Sie sorgen fürs Wesentliche. Und zahlreiche Gäste hinterlassen mit vielen, vielen Soli an etlichen Stellen gehörig Eindruck, unter anderem Gary Wehrkamp und Brendt Allman (Shadow Gallery), Ali Neander (Rodgau Monotones) oder Andreas Schock und Jost Schlüter (Heavy Traffic). Keine zehn Sekunden ohne spannende Instrumentalbewegungen, klasse! Für die ein oder andere Überraschung sorgt die Verteilung der Gesangsrollen. Neben vielen weniger bekannten Stimmen singt zum Beispiel auch Ex-Yeser Billy Sherwood mit, Spocks's Beard-Drummer (!) Jimmy Keagan und die beiden bereits genannten Shadow Gallery-Instrumentalisten Gary Wehrkamp und Brendt Allman.
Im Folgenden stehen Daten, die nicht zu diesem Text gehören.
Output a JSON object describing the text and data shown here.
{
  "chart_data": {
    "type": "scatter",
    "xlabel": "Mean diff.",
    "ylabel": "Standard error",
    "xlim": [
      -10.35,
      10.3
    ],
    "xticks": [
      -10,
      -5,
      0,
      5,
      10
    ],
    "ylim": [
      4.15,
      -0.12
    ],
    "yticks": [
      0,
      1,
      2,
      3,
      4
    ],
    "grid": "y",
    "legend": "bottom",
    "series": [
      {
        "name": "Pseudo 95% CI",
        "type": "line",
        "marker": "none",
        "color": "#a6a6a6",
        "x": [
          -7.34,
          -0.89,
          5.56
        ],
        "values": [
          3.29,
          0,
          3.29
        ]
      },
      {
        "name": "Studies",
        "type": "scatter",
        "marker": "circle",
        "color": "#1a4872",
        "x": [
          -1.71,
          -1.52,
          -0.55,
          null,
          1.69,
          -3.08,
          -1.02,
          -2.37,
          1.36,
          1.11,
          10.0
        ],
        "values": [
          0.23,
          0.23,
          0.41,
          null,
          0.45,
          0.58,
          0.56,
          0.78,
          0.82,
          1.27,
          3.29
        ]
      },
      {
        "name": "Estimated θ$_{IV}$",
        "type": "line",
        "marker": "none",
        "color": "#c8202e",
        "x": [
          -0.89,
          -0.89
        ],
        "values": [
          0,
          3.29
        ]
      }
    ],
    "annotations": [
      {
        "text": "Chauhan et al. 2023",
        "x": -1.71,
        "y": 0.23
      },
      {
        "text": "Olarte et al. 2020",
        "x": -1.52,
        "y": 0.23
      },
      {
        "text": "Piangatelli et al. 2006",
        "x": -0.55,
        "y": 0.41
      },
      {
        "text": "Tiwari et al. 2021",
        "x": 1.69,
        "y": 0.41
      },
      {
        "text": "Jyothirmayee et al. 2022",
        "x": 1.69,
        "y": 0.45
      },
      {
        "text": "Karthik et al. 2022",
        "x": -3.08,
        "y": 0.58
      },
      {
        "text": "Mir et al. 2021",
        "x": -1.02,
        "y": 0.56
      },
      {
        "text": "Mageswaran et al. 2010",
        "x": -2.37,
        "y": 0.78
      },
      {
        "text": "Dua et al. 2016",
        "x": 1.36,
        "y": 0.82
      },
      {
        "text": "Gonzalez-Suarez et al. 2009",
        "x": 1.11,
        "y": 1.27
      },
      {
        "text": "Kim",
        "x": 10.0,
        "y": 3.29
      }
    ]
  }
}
Sie erzählen die Geschichte von und über "Elinoire", die aus der Feder von Schreiberin und (Mit-)Sängerin Kiri Geiles stammt - neben Martin Schnella somit eine Art zweiter kreativer Mittelpunkt der Band. Es geht um das schwere Schicksal einer Familie: Elinoires Mutter stirbt bei deren Geburt. Ihr Vater Adam kann den Verlust seiner geliebten Frau nie überwinden und projiziert Schuld auf Elinoire. So weit, so tragisch - aber so einfach bleibt es nicht: Ein dunkles Geheimnis aus der Vergangenheit wird zu Tage gefördert; es kommt zu dramatischen Wendungen im Leben der Familie. Und wahrlich 'dramatisch' ist das Ganze auch umgesetzt - man könnte "Elinoire" sofort als packendes Prog-Musical auf die Bühne bringen.
Ein musikalisches Thema wird eingeführt - "Elinoire's Theme" - elegisch, zerbrechlich ... die ersten Eindrücke erinnern an Sylvan. Die im Kanon miteinander verstrickten Gesänge von "Initiation Fugato" verschieben den Fokus in Richtung Spock's Beard. Und bei der "Overture" wird dem geneigten Fan ein begnadetes non-vokales Prog-Feuerwerk im Stile von Vanden Plas oder Dream Theater geboten, das sich plötzlich beruhigt und sich in das anfangs eingeführte Thema zusteuert - dieses Mal aber in sehr energischer Lead-Gitarren-Version. Die ersten Schauer sind über den Rücken gezogen, die ersten großen Spannungsbögen sind gespannt und die komplette Strecke von fragil bis bombastisch abgesteckt ... und das war erst das (dreiteilige) Intro.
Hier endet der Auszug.